Я ей дал жизнь спокойную, ибо она не заботилась о деньгах, но я заметил, что она неспокойна за меня. Она мне не раз хотела говорить. Я это почувствовал, но я ее избегал. Моя сестра тоже хотела мне говорить, но я избегал. Я понимал хорошо, что если я оставлю Дягилева, то я умру с голоду, ибо я недостаточно созрел для жизни. Я боялся жизни. Теперь я не боюсь жизни. Я жду приказаний Бога. Я пишу долго. Я думаю, что уже четвертый час ночи. Я знаю, что люди называют четыре часа утра, но я не иду спать, ибо Бог того не хочет. Бог хочет, чтобы я писал много. Он хочет, чтобы я поехал скоро в Париж и напечатал эти две книги. Я боюсь за их печатанье, ибо знаю, какой произведу скандал. Я знаю, что Бог мне поможет, а поэтому не боюсь. Я не могу писать, ибо моя рука задеревенела. Бог велит писать. Я пойду спать, если он мне прикажет. Я жду его приказаний…

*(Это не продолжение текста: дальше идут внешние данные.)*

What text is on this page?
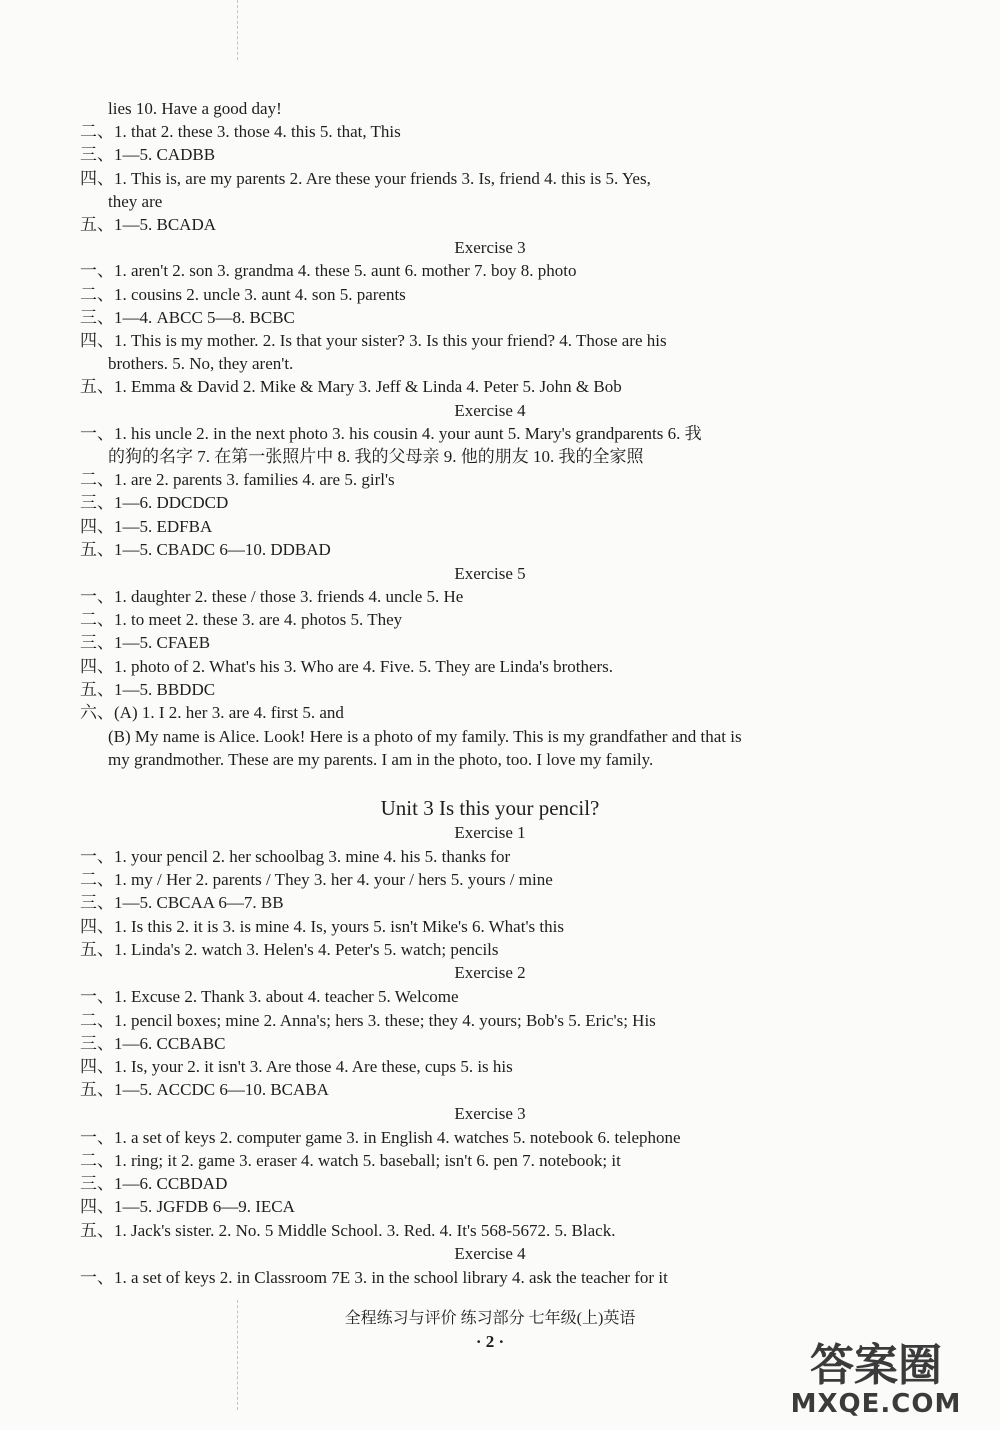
lies 10. Have a good day!
二、1. that 2. these 3. those 4. this 5. that, This
三、1—5. CADBB
四、1. This is, are my parents 2. Are these your friends 3. Is, friend 4. this is 5. Yes,
they are
五、1—5. BCADA
Exercise 3
一、1. aren't 2. son 3. grandma 4. these 5. aunt 6. mother 7. boy 8. photo
二、1. cousins 2. uncle 3. aunt 4. son 5. parents
三、1—4. ABCC 5—8. BCBC
四、1. This is my mother. 2. Is that your sister? 3. Is this your friend? 4. Those are his
brothers. 5. No, they aren't.
五、1. Emma & David 2. Mike & Mary 3. Jeff & Linda 4. Peter 5. John & Bob
Exercise 4
一、1. his uncle 2. in the next photo 3. his cousin 4. your aunt 5. Mary's grandparents 6. 我
的狗的名字 7. 在第一张照片中 8. 我的父母亲 9. 他的朋友 10. 我的全家照
二、1. are 2. parents 3. families 4. are 5. girl's
三、1—6. DDCDCD
四、1—5. EDFBA
五、1—5. CBADC 6—10. DDBAD
Exercise 5
一、1. daughter 2. these / those 3. friends 4. uncle 5. He
二、1. to meet 2. these 3. are 4. photos 5. They
三、1—5. CFAEB
四、1. photo of 2. What's his 3. Who are 4. Five. 5. They are Linda's brothers.
五、1—5. BBDDC
六、(A) 1. I 2. her 3. are 4. first 5. and
(B) My name is Alice. Look! Here is a photo of my family. This is my grandfather and that is
my grandmother. These are my parents. I am in the photo, too. I love my family.
Unit 3 Is this your pencil?
Exercise 1
一、1. your pencil 2. her schoolbag 3. mine 4. his 5. thanks for
二、1. my / Her 2. parents / They 3. her 4. your / hers 5. yours / mine
三、1—5. CBCAA 6—7. BB
四、1. Is this 2. it is 3. is mine 4. Is, yours 5. isn't Mike's 6. What's this
五、1. Linda's 2. watch 3. Helen's 4. Peter's 5. watch; pencils
Exercise 2
一、1. Excuse 2. Thank 3. about 4. teacher 5. Welcome
二、1. pencil boxes; mine 2. Anna's; hers 3. these; they 4. yours; Bob's 5. Eric's; His
三、1—6. CCBABC
四、1. Is, your 2. it isn't 3. Are those 4. Are these, cups 5. is his
五、1—5. ACCDC 6—10. BCABA
Exercise 3
一、1. a set of keys 2. computer game 3. in English 4. watches 5. notebook 6. telephone
二、1. ring; it 2. game 3. eraser 4. watch 5. baseball; isn't 6. pen 7. notebook; it
三、1—6. CCBDAD
四、1—5. JGFDB 6—9. IECA
五、1. Jack's sister. 2. No. 5 Middle School. 3. Red. 4. It's 568-5672. 5. Black.
Exercise 4
一、1. a set of keys 2. in Classroom 7E 3. in the school library 4. ask the teacher for it
全程练习与评价 练习部分 七年级(上)英语
· 2 ·	答案圈
MXQE.COM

Я поднялся наверх, уже было 5 часов. Я пошел в одевальную комнату и переоделся. По дороге я думал: «Где жена? В той ли комнате, где я должен спать, или в другой», — ия почувствовал дрожь в теле. Я дрожал, как сейчас. Я не могу писать, ибо дрожу от холода. Я не могу писать. Я поправляю буквы, ибо боюсь, что не поймут моего письма. Я хочу сказать, что я пошел в спальную, и когда вошел, то почувствовал холод раньше, чем увидел. Ее кровать была без подушек и открыта. Я ушел вниз, решив не спать. Я хотел записать мои впечатления. Я не могу писать, ибо чувствую холод во всем теле. Я прошу Бога мне помочь, ибо у меня рука болит и мне трудно писать. Я хочу писать хорошо.
Моя жена не спит, и я тоже. Она думает, а я чувствую. Я боюсь за нее. Я не знаю, что ей сказать завтра. Я не буду ни с кем говорить. Я буду завтра спать. Я хочу писать, но не могу. Я думаю. Я не чувствую, но я знаю, что Бог того хочет. Я не могу писать от холода. У меня пальцы коченеют. Я хочу сказать, что она не любит меня. Я опечален. Мне тяжело. Я знаю, что люди привыкают к печали, и я привыкну. Я боюсь привыкнуть к печали, ибо я знаю, что это смерть. Я пойду просить прощения, ибо я не хочу смерти. Я спрошу у нее прощение, но она меня не поймет, ибо будет думать, что я неправ. Я не боюсь быть неправым, но я боюсь ее смерти. Ее разум холодеет. Я мерзну. Я не могу писать. Я хочу сказать, что мне холодно. Я не могу писать. У меня пальцы окоченели. Я не могу писать. Мне жалко себя и ее. Я плачу. Я холоден. Я не чувствую. Я умираю. Я не Бог. Я зверь…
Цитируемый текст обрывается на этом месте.